The Last Words of Christ, though, was too close and too tragic an event for Haydn to produce objectively. His near-hour-long movements for string quartet (and later, orchestra and chorus), can be tedious, wearying, over-long and frankly, as any magazine editor would tell any writer, too personal for publication.
This is certainly not the attitude of Brentano String Quartet First Violinist Michael Sternberg, who confessed, in a very eloquent note, that the Haydn is “my most beloved piece of music……both revelatory and humbling." Perhaps realizing that the work needed something more than eight movements labeled “Largo”, “Grave”, “Adagio”, “Lento” etc, the Brentano String Quartet commissioned one of America’s most distinguished poets, Mark Strand, to write seven “secular” poems about the last words of Christ. Even more impressive, it was premiered in a chapel, the famed Rothko Chapel, in Houston, where it obviously made a very impressive effect.

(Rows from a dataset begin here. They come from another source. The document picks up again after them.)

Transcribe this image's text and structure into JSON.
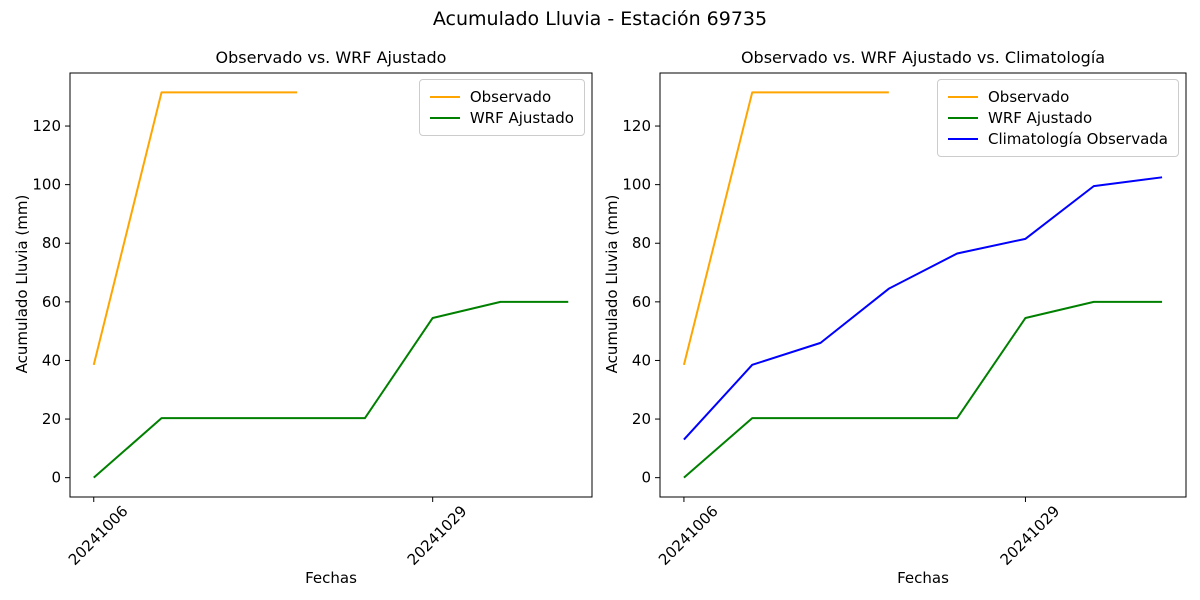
{
  "figure": {
    "title": "Acumulado Lluvia - Estación 69735",
    "background": "#FFFFFF"
  },
  "colors": {
    "observado": "#FFA500",
    "wrf_ajustado": "#008000",
    "climatologia_observada": "#0000FF",
    "spine": "#000000",
    "tick_text": "#000000",
    "legend_border": "#CCCCCC",
    "legend_background": "#FFFFFF"
  },
  "chart_data": [
    {
      "type": "line",
      "title": "Observado vs. WRF Ajustado",
      "xlabel": "Fechas",
      "ylabel": "Acumulado Lluvia (mm)",
      "n_points": 8,
      "ylim": [
        -6.6,
        138.1
      ],
      "yticks": [
        0,
        20,
        40,
        60,
        80,
        100,
        120
      ],
      "xticks": [
        {
          "index": 0,
          "label": "20241006"
        },
        {
          "index": 5,
          "label": "20241029"
        }
      ],
      "xtick_rotation": 45,
      "grid": false,
      "legend_position": "upper right",
      "series": [
        {
          "name": "Observado",
          "color": "#FFA500",
          "x": [
            0,
            1,
            2,
            3
          ],
          "values": [
            38.5,
            131.5,
            131.5,
            131.5
          ]
        },
        {
          "name": "WRF Ajustado",
          "color": "#008000",
          "x": [
            0,
            1,
            2,
            3,
            4,
            5,
            6,
            7
          ],
          "values": [
            0,
            20.3,
            20.3,
            20.3,
            20.3,
            54.5,
            60,
            60
          ]
        }
      ]
    },
    {
      "type": "line",
      "title": "Observado vs. WRF Ajustado vs. Climatología",
      "xlabel": "Fechas",
      "ylabel": "Acumulado Lluvia (mm)",
      "n_points": 8,
      "ylim": [
        -6.6,
        138.1
      ],
      "yticks": [
        0,
        20,
        40,
        60,
        80,
        100,
        120
      ],
      "xticks": [
        {
          "index": 0,
          "label": "20241006"
        },
        {
          "index": 5,
          "label": "20241029"
        }
      ],
      "xtick_rotation": 45,
      "grid": false,
      "legend_position": "upper right",
      "series": [
        {
          "name": "Observado",
          "color": "#FFA500",
          "x": [
            0,
            1,
            2,
            3
          ],
          "values": [
            38.5,
            131.5,
            131.5,
            131.5
          ]
        },
        {
          "name": "WRF Ajustado",
          "color": "#008000",
          "x": [
            0,
            1,
            2,
            3,
            4,
            5,
            6,
            7
          ],
          "values": [
            0,
            20.3,
            20.3,
            20.3,
            20.3,
            54.5,
            60,
            60
          ]
        },
        {
          "name": "Climatología Observada",
          "color": "#0000FF",
          "x": [
            0,
            1,
            2,
            3,
            4,
            5,
            6,
            7
          ],
          "values": [
            13,
            38.5,
            46,
            64.5,
            76.5,
            81.5,
            99.5,
            102.5
          ]
        }
      ]
    }
  ]
}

Admittedly, too, even in Zankel Hall, Mr. Strand had an eloquence (and brevity) which was more welcoming than the unvarying longish music. Mr. Strand wove effortlessly the seven words (actually sentences) into hexametric poems of between 12-16 lines. Yes, the moods of the poetry were somber, but all of them had an essential visual character which was more effective than the music. One example from the Sixth section:
“”It is finished,’ he said. You could hear him say it, / the words almost a whisper, then not even that, /but an echo so faint it seemed no longer to come/from him, but from elsewhere….”
Even more impressive was Mr. Strand’s reading itself. Originally from Maritime Canada, but living in New York, Mr. Strand has a vocal clarity, which is quietly resonant, a tone allowing words to speak for themselves with neither over-emphasis nor self-conscious quietude. With all my love for Papa Haydn, I will remember these words more than the music.
Superficially, the opening piece, Lee Hyla’s Howl! to the iconic poem read by the late Allen Ginsberg on tape, were the opposite of Strand and Haydn. But not really. Both poems were concentrated, compact, both dealt with vision and despair, the tragedy of a universe and the adoration of its every object. (Though obviously the difference between Mr. Strand’s “sky filled with the odor of lilac” and Mr. Ginsberg’s” invincible madhouses! granite cocks! monstrous bombs!” are rather different.)
The problem was that Mr. Ginsberg’s taped reading is so packed with images, objects, repetitions and the rap-rap-rapping of kaleidoscopic evocations that the words are music by themselves.
Mr. Hyla, I suppose did a good job in depicting his own emotions to the poem—and the always superb Brentano obviously gave it their all—but one was too glued to the Ginsberg proclamations and associations to give the music more than passing thought as background dissonance.